A properly constituted state must be exactly analogous to a machine, in which all the wheels and gears are precisely adjusted to one another, and the ruler must be the foreman, the mainspring, or the soul – if one may use the expression – who sets everything in motion.
(Johann von Justi)Absolute monarchies are but one step away from despotism. Despotism and Enlightenment: let anyone who can try to reconcile these two. I can't.
(Franz Kratter (1787))I go about, I learn, I see, I inform myself, and I make notes. That's more like being a student than a conqueror.

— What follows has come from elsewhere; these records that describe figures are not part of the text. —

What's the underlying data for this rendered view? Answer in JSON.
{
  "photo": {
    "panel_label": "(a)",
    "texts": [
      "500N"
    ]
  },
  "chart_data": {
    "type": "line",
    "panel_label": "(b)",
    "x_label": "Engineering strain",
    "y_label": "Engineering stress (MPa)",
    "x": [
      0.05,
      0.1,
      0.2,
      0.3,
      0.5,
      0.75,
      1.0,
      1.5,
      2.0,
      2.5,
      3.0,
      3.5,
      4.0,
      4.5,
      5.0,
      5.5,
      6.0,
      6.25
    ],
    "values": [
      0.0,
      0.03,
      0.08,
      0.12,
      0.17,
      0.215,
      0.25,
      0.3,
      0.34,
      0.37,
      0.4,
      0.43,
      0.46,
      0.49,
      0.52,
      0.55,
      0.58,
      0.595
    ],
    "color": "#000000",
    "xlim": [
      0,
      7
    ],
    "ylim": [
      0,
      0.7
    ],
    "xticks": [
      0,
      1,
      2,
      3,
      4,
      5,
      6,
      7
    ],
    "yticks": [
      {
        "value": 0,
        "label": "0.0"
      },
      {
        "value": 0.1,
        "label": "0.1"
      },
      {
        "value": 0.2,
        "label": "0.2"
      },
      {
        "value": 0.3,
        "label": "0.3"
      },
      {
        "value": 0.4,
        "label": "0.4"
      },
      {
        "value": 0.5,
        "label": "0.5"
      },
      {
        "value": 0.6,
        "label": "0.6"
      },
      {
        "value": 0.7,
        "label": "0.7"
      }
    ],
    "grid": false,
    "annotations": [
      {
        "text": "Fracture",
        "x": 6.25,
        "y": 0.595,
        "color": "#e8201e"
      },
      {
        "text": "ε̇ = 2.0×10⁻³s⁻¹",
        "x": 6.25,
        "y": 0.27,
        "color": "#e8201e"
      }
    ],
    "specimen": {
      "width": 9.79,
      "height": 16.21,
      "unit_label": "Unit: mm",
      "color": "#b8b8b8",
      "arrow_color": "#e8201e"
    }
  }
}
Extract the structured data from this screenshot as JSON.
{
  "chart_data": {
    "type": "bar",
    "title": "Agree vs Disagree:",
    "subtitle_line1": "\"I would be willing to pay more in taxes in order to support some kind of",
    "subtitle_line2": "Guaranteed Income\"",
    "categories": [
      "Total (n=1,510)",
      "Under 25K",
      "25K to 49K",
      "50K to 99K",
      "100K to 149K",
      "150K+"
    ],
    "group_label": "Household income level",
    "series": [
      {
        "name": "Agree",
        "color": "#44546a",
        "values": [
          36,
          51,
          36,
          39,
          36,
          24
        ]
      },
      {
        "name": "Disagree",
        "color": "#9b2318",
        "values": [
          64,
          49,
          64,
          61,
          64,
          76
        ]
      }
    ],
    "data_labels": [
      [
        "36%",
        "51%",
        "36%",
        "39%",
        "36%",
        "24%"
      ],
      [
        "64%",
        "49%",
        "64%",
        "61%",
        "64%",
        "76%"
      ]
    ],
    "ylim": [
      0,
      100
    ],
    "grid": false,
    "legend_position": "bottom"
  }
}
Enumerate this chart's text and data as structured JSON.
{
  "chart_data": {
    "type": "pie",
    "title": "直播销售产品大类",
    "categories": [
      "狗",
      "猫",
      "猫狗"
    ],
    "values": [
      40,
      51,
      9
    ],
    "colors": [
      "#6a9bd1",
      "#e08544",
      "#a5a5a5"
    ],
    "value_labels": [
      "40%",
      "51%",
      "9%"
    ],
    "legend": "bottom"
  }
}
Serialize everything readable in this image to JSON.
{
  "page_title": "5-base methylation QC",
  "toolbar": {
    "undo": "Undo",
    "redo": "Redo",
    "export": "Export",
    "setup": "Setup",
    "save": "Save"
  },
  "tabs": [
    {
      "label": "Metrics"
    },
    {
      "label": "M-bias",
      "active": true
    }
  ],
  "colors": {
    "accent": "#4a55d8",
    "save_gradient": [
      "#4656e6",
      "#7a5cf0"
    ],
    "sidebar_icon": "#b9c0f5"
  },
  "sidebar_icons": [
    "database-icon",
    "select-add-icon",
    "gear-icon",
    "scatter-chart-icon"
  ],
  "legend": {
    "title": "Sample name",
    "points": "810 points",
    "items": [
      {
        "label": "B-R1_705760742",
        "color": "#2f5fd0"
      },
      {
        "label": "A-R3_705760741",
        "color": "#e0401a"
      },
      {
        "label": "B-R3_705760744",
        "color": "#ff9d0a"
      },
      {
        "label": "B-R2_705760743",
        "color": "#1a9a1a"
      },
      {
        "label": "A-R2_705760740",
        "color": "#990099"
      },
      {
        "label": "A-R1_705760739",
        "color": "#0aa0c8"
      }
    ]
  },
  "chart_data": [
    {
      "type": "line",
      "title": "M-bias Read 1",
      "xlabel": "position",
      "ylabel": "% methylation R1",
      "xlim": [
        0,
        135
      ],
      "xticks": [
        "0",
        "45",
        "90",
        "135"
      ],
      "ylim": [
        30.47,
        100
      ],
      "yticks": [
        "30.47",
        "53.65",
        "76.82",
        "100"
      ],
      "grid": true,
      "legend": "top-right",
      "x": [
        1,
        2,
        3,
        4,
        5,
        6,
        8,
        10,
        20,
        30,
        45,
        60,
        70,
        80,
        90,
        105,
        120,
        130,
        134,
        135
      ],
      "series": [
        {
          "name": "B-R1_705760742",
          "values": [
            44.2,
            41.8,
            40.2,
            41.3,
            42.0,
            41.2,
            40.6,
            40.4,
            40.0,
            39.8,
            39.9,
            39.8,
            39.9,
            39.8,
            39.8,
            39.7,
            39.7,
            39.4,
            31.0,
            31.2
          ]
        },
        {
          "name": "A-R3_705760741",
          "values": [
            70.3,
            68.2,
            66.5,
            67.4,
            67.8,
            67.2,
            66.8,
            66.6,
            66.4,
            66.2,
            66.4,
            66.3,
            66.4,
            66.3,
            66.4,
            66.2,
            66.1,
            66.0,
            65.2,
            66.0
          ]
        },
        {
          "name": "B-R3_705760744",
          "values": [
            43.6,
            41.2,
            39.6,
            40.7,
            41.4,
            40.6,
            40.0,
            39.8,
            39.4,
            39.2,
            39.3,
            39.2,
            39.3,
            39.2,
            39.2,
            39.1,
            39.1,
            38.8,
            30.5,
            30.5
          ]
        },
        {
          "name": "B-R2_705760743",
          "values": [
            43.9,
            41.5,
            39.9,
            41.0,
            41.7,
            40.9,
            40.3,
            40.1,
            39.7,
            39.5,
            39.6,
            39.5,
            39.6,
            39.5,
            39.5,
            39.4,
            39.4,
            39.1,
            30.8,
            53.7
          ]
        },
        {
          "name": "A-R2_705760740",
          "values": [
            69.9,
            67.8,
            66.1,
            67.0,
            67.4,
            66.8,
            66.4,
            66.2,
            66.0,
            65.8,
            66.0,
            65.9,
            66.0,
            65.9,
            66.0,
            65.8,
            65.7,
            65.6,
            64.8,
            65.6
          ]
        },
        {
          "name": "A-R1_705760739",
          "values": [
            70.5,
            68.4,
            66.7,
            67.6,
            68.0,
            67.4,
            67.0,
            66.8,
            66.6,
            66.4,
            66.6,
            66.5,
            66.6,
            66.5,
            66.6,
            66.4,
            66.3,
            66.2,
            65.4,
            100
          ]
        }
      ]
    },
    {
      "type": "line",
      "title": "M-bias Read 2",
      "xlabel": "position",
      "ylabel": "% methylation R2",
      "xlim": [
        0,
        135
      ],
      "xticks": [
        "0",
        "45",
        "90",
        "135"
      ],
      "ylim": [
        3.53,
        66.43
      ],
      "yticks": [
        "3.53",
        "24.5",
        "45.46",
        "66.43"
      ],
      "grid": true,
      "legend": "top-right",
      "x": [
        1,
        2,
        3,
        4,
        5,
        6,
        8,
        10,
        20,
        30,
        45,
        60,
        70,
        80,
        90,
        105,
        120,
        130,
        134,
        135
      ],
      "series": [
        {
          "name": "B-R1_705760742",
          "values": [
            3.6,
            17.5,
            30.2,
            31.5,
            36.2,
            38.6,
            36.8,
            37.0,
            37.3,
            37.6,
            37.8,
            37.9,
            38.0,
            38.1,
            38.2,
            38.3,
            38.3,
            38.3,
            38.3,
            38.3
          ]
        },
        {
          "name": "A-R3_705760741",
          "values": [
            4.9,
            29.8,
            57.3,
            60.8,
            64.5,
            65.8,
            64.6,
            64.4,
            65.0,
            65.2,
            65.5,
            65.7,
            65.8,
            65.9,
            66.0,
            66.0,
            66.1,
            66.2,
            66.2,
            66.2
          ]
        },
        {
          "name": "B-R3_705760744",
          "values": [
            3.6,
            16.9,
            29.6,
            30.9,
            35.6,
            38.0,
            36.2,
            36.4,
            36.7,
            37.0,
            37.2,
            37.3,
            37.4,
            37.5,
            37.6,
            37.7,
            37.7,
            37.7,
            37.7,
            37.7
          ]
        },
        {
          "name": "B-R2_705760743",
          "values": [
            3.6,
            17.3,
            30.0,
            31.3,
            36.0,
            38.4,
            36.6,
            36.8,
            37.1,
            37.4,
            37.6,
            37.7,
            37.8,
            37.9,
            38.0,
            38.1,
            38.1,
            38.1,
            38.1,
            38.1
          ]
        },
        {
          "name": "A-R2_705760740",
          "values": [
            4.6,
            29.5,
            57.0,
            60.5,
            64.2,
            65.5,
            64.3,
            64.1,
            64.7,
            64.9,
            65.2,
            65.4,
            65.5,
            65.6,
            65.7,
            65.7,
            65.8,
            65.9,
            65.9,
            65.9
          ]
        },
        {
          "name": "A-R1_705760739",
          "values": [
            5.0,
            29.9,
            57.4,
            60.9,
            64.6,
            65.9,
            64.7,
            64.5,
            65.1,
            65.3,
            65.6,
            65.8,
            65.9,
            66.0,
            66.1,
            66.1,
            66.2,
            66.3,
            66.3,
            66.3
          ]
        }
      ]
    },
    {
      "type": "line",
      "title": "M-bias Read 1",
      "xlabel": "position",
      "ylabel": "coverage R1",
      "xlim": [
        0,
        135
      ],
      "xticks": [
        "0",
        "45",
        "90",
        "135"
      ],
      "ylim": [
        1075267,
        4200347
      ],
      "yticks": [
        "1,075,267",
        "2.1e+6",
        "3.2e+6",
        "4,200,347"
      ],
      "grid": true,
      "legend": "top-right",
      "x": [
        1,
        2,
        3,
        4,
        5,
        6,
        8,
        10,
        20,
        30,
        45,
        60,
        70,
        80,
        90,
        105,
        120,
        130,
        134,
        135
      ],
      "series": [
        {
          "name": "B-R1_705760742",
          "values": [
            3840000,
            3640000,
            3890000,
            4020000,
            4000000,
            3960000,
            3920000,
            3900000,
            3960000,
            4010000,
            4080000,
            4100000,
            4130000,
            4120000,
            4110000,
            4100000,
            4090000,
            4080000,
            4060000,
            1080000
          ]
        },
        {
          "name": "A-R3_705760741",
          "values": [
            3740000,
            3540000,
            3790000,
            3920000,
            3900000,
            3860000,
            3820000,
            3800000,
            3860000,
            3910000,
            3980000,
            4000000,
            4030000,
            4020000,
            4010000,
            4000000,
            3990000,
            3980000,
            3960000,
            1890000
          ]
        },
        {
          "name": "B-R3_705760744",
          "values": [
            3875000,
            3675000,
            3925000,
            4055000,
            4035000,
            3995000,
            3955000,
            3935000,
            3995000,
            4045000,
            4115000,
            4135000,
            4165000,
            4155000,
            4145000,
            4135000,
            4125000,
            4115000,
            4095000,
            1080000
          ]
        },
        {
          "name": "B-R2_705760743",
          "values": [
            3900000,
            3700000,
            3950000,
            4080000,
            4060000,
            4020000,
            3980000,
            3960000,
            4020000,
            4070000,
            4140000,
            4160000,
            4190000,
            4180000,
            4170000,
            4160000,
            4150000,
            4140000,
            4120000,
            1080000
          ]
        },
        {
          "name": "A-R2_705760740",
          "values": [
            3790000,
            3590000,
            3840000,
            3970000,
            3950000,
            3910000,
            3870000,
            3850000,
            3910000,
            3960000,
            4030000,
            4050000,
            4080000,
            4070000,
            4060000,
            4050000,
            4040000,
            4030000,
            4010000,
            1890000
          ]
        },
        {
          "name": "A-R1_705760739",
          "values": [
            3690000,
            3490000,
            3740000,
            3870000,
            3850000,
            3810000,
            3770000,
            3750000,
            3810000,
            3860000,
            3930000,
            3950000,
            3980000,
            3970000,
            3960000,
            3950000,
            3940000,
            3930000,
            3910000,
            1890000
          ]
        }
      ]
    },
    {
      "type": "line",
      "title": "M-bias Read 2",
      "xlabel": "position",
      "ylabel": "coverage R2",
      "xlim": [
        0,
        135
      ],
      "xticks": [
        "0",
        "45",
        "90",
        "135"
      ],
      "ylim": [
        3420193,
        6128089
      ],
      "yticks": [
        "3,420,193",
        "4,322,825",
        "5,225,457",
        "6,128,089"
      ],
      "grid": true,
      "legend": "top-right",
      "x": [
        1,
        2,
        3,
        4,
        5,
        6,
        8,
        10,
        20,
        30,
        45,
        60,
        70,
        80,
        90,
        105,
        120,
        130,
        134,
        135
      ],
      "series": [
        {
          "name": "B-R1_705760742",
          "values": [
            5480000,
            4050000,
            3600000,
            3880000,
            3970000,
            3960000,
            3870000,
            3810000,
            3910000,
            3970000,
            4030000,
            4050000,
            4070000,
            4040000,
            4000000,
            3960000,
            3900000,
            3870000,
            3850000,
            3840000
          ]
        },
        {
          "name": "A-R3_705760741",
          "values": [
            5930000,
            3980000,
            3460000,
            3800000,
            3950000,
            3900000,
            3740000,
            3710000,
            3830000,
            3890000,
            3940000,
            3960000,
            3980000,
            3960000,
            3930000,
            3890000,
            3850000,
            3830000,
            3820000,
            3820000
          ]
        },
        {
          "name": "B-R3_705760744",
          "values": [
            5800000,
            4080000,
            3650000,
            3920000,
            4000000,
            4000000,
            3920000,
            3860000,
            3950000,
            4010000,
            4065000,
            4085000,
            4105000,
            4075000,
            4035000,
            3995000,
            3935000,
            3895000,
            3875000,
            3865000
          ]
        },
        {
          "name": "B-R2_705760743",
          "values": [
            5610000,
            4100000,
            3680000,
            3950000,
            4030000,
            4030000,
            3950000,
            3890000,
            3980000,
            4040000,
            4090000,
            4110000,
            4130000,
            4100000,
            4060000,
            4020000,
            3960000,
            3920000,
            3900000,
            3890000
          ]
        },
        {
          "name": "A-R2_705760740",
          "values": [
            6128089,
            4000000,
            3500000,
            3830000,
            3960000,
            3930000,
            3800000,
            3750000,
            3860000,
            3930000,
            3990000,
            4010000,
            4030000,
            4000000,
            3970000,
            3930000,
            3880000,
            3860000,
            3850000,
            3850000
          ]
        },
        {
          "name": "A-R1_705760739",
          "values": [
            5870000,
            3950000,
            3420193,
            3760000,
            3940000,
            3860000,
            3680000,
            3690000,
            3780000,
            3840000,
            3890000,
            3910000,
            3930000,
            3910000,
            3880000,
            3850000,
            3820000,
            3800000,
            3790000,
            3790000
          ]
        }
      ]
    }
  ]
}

(Joseph II (1773))A major theme of this enquiry so far has been the relationship between knowledge, critical reflection and power. As we have seen, it was not only philosophers like Immanuel Kant who reflected on the lengths to which unlimited Enlightenment could be taken, before it began to disrupt, rather than illuminate, the structures of society. In this chapter we confront the issue in the most direct way. We examine the extent to which Enlightenment ideas were used by governments in this period, and what impact if any these ideas had not only on government policy, but also on the nature of government itself. We will see if debates on government intervention in the economy, and in church–state relations as well as much wider ranging controversy on what constituted legitimate government may have prepared the way for the wave of revolutionary movements which accompanied the Enlightenment and which was to culminate in the upheavals in France from 1789 onwards (Chapter 10). We will also try to establish how Enlightenment ideas helped or hindered rulers in their search for international success, and internal stability and prosperity.